Whatever other criticism can be levelled at the film, and many can be, Banno created the film without reusing footage from other films. It's all original, and there's a large amount of monster action.
This was the last time Yoshimitsu Banno would work for Toho. Godzilla producer Tomoyuki Tanaka was in the hospital for the entire shoot, and lost his shit at seeing the completed film. Banno was banned from Godzilla, and film-making generally. His one further contribution was writer and assistant director for the 1974 The Prophecies of Nostrodamus. After that, his next involvement with Toho would be producing Godzilla 2014. It should be noted that Godzilla vs Hedorah sold a quarter of a million more tickets than Honda's All Monsters Attack. So the film wasn't a flop.
The film does not convey as easily as it wants to. It is certainly memorable, but the metaphors are strange and often convoluted. Many people are puzzled by the fish heads that appear on the dancers, for example. Drawing the line between that and the death of the fish in the bay is not easy, unless you've done a bit of research. Once I understood it better, I enjoyed the film more. But having to do work in order to understand a film is not something most people enjoy.
One of the many positive effects of the 2014 Godzilla resurgence is that Kraken Media have decided to release Godzilla vs Gigan, Godzilla vs Hedorah, and Ebirah, Horror of the Deep on DVD and Blu-Ray. I can't wait to pick mine up.
2 comments:
To my opinion, this is the most ambitious movie of the franchise. They tried for "art". I think, if I lived in Japan in the early 70s, I might of gotten it, even being a teenager. However, being an American (and having a decade seperate me from the movie when I saw it), it seemed just too strange.
That was the disconnect for me.
That and Godzilla flying.
As I seen it again, I now understand a bit more of what they were attempting in the film. It was ambitious. It ...mostly... works.
I think you are spot on in your presentation of the movie.

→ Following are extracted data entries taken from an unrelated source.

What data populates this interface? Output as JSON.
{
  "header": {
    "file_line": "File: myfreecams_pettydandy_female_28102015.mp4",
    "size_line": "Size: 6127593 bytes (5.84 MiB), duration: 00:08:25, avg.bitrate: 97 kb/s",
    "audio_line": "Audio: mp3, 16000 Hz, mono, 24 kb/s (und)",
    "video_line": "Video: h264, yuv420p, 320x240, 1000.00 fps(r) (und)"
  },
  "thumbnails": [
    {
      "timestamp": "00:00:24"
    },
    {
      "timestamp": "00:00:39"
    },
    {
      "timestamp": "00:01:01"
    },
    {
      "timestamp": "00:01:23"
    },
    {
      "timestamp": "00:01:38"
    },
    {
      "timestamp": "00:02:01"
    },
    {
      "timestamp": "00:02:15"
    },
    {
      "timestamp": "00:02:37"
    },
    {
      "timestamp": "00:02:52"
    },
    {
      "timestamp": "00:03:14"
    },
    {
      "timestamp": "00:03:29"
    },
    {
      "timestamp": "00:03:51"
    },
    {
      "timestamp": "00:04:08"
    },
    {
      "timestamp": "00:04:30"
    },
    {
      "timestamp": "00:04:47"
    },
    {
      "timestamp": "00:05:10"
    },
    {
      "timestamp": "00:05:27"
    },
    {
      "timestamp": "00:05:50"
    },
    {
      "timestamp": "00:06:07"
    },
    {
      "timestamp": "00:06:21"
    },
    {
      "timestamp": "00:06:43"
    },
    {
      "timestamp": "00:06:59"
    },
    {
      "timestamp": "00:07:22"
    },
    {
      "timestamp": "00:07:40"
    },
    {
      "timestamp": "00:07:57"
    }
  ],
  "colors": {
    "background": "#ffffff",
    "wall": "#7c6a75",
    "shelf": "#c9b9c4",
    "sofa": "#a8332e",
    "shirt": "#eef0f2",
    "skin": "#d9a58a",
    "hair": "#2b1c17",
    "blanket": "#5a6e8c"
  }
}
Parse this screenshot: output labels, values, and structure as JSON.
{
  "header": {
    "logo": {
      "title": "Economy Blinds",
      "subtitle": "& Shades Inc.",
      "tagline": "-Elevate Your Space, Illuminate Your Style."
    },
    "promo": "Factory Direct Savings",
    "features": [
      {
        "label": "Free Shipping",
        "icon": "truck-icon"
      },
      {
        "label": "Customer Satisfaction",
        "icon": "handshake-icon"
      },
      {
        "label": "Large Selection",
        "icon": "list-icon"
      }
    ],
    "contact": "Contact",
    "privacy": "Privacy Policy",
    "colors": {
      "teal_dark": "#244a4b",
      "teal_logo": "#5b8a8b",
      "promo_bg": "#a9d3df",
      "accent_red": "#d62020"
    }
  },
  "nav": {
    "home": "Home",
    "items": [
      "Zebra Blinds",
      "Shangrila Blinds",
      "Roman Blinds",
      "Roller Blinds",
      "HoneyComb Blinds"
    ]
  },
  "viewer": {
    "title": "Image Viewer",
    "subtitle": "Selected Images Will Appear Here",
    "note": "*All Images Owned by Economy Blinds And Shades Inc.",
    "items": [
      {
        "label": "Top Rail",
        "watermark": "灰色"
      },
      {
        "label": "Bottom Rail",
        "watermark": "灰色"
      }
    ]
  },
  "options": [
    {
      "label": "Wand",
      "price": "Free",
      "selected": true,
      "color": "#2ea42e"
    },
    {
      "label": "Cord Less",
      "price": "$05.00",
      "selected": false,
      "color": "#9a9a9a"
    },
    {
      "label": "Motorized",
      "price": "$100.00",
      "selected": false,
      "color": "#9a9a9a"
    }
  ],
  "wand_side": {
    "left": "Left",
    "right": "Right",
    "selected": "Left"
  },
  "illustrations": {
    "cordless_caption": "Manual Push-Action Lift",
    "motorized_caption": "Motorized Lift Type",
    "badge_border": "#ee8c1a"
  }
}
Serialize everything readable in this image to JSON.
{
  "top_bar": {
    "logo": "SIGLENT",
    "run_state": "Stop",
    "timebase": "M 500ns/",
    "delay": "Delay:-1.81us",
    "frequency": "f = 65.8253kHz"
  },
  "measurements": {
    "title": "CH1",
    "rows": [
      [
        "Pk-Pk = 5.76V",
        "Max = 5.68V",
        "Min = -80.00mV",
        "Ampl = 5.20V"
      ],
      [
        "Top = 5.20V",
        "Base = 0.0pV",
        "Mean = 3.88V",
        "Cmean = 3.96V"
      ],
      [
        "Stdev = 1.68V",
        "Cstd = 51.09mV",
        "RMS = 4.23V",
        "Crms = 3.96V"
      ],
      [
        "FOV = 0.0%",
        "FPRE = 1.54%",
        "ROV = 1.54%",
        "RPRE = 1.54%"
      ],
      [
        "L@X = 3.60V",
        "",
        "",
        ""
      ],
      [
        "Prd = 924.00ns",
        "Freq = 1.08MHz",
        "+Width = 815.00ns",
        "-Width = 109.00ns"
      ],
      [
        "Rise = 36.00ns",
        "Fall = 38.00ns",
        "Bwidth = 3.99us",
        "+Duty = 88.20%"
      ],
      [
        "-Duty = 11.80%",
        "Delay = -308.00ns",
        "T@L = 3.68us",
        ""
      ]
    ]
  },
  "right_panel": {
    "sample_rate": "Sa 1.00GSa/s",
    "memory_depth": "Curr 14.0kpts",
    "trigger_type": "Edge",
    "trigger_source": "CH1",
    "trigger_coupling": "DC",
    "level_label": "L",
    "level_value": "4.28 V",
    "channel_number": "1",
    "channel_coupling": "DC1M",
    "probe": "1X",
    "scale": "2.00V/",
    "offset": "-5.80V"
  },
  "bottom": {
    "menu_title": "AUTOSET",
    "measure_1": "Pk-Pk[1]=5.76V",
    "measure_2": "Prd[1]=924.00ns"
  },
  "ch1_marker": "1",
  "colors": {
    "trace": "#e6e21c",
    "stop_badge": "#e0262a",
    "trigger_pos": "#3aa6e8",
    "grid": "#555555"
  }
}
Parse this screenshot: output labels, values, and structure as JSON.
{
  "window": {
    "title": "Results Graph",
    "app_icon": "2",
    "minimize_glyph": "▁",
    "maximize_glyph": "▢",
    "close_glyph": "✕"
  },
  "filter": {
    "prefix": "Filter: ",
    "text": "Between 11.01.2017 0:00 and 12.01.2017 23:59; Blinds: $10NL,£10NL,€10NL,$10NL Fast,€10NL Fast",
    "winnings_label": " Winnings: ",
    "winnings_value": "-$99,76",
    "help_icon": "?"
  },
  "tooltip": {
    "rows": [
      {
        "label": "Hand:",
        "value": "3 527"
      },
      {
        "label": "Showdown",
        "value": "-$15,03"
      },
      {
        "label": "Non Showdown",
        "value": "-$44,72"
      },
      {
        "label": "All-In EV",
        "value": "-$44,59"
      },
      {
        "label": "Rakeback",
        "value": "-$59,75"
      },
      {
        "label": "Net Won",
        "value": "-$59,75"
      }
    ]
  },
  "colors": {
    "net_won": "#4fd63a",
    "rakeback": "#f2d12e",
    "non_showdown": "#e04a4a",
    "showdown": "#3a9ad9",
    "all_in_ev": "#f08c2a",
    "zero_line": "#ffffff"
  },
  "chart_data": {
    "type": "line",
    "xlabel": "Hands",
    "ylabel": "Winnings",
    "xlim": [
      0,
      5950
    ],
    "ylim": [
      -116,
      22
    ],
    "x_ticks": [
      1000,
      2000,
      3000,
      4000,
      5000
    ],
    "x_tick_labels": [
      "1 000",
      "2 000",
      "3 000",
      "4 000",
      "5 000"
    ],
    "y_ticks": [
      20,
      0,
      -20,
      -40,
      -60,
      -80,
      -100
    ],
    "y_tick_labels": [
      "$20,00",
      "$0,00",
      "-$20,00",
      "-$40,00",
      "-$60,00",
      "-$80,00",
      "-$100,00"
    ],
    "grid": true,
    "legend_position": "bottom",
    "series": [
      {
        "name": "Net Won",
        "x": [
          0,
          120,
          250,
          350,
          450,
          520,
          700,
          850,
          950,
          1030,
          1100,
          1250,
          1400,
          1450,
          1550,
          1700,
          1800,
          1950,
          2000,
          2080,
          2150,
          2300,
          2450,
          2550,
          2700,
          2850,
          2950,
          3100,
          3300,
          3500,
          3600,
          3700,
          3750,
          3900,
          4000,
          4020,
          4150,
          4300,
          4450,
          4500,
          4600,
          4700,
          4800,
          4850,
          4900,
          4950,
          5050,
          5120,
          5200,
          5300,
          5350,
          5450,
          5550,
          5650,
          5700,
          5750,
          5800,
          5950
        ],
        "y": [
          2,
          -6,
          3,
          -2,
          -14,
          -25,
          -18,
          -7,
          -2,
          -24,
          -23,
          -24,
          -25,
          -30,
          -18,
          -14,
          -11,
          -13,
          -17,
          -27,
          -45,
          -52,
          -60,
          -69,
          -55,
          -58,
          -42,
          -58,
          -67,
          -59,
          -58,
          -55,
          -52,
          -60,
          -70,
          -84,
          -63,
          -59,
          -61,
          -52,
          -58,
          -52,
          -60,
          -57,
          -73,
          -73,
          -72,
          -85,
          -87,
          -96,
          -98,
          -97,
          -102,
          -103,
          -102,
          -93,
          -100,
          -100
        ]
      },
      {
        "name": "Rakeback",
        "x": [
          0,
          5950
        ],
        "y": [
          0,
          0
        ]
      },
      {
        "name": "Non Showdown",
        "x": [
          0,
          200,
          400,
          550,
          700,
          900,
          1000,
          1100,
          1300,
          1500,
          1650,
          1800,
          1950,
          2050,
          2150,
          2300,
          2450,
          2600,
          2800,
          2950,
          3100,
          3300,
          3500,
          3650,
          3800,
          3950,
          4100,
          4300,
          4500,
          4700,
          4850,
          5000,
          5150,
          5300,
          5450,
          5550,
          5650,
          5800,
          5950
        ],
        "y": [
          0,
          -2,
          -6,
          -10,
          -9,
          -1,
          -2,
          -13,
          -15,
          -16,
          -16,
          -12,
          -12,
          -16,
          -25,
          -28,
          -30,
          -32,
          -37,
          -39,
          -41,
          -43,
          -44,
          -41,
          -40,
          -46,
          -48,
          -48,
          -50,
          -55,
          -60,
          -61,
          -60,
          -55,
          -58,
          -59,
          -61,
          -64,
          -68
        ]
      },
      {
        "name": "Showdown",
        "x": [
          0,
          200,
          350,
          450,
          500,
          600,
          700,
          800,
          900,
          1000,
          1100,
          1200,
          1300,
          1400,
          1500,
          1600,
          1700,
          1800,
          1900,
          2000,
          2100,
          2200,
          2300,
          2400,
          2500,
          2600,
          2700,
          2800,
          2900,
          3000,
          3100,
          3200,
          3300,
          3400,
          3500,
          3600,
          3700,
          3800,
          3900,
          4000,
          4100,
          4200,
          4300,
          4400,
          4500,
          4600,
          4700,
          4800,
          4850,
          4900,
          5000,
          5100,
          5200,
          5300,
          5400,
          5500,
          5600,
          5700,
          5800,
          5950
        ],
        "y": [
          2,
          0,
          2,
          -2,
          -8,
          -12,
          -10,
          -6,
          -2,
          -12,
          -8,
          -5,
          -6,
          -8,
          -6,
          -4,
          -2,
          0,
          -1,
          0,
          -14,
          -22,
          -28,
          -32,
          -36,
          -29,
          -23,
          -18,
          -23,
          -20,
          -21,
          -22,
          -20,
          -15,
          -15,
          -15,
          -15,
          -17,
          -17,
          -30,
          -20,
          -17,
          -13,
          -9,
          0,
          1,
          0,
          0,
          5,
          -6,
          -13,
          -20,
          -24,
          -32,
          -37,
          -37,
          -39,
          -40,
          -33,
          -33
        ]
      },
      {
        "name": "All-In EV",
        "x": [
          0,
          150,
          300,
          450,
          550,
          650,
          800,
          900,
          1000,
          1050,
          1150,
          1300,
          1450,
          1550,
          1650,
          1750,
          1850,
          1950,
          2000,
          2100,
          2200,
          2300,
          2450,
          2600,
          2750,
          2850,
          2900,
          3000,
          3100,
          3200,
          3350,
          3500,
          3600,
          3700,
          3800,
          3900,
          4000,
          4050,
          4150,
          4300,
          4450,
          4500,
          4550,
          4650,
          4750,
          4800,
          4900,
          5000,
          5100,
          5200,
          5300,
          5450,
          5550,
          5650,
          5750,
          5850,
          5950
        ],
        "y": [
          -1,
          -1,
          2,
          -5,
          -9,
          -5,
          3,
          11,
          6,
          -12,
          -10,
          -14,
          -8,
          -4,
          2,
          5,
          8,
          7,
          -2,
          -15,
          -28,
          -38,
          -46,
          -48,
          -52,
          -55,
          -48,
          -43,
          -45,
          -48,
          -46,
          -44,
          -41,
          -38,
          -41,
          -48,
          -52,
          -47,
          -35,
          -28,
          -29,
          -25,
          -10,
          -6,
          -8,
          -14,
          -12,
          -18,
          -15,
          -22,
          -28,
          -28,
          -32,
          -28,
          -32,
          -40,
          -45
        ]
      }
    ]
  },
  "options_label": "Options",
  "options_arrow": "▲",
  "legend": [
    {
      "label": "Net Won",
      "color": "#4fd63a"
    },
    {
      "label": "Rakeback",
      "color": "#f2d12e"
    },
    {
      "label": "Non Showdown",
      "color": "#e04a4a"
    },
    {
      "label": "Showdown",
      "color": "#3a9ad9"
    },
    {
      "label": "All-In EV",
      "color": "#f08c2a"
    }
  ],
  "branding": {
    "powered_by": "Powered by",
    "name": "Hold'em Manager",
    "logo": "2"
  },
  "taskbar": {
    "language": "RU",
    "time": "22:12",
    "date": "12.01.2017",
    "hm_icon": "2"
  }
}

One of my favorite monsters (the opposition), but one of my middle favorite movies in the franchise.
Looking at this review, which was quite good and informative on the fish heads, I have to correct a major misconception; Banno was never banned from making Godzilla or Toho films, and Tanaka never outright hated the film.
While Tanaka wasn't happy with Godzilla being geared more towards children and becoming more heroic, and didn't like the psychedelic atmosphere to it, he was never that harsh with his words to Banno. He also loved the Godzilla flying scene, as Banno got the OK for it from Tanaka's agent while he was in the hospital.